½ funta najlepszego białego cukru rozpuszczamy w ½ funcie wody malinowej i dodajemy 4 łuty wody pomarańczowej i 4 łuty wody wiśniowej (Patrz № 641). Gdy to już uczynimy, dolewamy przy ciągłem mieszaniu ½ funta najlepszego najmocniejszego spirytusu i zostawiamy płyn przez parę godzin, aż się odstoi. Później przecedzamy zupełnie klarowny likier i napełniamy nim flaszki.
Na kwartę mleka bierzemy 8 gorzkich i 2 razy tyle słodkich migdałów. Migdały muszą być bardzo cienko pokrajane, albo dobrze potłuczone i przystawione razem z mlekiem do ognia. Gdy się już zagotują, odstawiamy płyn, słodzimy i dodajemy 3 — 4 żółtek. Orszada zwykle bywa spożywaną na zimno.
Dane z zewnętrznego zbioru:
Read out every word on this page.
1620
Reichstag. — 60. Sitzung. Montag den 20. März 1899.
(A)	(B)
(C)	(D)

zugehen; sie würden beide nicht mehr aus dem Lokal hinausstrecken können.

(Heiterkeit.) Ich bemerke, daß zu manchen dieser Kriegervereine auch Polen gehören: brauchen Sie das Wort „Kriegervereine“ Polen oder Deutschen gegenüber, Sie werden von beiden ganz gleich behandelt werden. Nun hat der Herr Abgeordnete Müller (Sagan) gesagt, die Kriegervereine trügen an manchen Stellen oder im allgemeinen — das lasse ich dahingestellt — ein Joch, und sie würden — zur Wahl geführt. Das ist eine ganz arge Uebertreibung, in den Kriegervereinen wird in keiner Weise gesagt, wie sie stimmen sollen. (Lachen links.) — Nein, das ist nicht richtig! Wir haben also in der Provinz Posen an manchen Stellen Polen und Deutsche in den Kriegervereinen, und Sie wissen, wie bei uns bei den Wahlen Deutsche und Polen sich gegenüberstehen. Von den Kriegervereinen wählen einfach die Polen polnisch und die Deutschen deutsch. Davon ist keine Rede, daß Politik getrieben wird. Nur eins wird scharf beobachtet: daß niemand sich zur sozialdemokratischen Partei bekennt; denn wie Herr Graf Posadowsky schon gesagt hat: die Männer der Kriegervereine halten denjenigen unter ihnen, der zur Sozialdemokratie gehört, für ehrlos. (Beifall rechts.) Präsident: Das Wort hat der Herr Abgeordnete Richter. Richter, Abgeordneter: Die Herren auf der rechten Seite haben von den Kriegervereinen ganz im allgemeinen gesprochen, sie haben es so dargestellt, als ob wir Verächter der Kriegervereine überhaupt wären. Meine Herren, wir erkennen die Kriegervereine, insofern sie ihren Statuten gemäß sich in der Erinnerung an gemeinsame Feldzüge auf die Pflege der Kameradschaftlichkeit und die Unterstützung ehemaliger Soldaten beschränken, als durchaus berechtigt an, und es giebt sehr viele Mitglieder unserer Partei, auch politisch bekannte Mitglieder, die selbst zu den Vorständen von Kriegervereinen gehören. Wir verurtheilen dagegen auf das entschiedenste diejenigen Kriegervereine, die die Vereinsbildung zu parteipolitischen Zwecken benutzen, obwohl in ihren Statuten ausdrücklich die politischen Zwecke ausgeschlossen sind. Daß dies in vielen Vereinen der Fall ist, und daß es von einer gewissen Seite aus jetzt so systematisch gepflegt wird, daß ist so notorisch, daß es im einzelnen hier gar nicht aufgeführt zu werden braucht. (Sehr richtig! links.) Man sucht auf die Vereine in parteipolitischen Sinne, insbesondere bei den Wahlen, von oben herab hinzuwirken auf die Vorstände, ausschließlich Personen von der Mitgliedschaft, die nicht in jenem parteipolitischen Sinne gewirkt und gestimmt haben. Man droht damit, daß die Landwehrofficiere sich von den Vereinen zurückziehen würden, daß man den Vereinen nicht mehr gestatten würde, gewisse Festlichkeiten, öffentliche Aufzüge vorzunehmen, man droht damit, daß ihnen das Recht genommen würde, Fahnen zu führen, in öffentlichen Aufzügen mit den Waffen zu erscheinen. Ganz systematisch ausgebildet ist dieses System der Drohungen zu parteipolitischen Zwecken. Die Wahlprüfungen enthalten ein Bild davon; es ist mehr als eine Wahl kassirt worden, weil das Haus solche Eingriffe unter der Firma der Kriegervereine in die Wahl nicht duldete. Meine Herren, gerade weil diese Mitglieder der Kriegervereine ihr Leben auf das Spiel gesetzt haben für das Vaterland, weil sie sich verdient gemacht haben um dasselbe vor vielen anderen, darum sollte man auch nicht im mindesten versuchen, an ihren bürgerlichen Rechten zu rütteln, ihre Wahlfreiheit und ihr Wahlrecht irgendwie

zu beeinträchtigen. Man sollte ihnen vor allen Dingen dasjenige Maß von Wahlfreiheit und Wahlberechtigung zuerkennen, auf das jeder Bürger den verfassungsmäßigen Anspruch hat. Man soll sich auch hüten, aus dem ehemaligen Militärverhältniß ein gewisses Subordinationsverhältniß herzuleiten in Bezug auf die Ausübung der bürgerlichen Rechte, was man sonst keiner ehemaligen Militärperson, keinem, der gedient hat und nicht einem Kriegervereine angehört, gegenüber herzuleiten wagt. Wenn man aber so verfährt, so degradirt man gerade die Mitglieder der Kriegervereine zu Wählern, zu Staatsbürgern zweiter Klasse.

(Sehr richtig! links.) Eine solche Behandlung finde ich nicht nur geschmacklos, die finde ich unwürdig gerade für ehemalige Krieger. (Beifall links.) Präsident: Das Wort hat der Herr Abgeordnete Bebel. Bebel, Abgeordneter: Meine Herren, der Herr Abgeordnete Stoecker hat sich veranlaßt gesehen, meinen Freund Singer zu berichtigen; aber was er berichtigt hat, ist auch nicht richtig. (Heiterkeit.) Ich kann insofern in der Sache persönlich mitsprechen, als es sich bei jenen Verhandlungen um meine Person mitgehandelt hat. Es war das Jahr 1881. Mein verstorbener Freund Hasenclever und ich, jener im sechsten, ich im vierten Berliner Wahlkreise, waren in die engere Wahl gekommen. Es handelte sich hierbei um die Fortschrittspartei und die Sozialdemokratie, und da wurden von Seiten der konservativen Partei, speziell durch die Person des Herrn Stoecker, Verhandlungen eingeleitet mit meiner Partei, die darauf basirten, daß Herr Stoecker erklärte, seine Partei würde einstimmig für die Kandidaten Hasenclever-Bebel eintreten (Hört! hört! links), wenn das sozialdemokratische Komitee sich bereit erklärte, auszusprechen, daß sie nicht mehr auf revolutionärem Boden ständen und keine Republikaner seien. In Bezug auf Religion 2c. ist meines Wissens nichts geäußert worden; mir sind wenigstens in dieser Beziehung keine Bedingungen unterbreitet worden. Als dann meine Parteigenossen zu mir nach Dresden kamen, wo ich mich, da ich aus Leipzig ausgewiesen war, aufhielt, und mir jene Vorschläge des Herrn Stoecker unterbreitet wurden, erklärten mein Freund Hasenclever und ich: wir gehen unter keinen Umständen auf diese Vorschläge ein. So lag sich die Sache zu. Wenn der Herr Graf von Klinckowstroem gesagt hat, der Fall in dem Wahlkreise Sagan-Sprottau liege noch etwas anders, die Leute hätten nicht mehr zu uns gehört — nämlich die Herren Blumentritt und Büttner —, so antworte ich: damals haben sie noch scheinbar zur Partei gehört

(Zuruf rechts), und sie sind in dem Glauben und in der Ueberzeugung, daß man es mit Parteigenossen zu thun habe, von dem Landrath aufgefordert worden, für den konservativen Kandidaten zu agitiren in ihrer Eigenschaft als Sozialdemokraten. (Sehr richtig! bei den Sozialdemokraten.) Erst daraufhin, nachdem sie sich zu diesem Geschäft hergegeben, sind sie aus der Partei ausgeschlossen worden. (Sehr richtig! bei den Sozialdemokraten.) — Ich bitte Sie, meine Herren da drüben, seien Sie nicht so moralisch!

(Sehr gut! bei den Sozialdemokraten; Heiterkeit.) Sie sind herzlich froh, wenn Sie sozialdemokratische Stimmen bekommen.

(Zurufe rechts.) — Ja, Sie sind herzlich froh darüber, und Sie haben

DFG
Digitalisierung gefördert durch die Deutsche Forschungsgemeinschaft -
W glinianym albo też pokrytym białą glazurą emaljowanym garnku rozcieramy 2 — 3 całych jajek z 4 — 6 łyżeczkami do herbaty mączki. Później dodajemy małą szklankę białego albo czerwonego wina podług upodobania. Gotujemy to wszystko na bardzo wolnym ogniu przy ciągłem mieszaniu, aż massa zacznie stawać się grubą. Wtedy odstawiamy prędko garnek od ognia i mieszamy chaud‘eu jeszcze przez 5 minut, by się ochłodziło, a nie zastygło w massę. Z 3 jajek można mieć dość dużą porcję.
(Dobry napój dla chorych).
¼ funta kwaśnych wisien tłuczemy razem z pestkami i gotujemy przez godzinę w naczyniu z 1 i ½ kwartą wody, skórką z jednej cytryny, z laską cynamonu i szczyptą cukru. Później gorący napój słodzimy podług upodobania.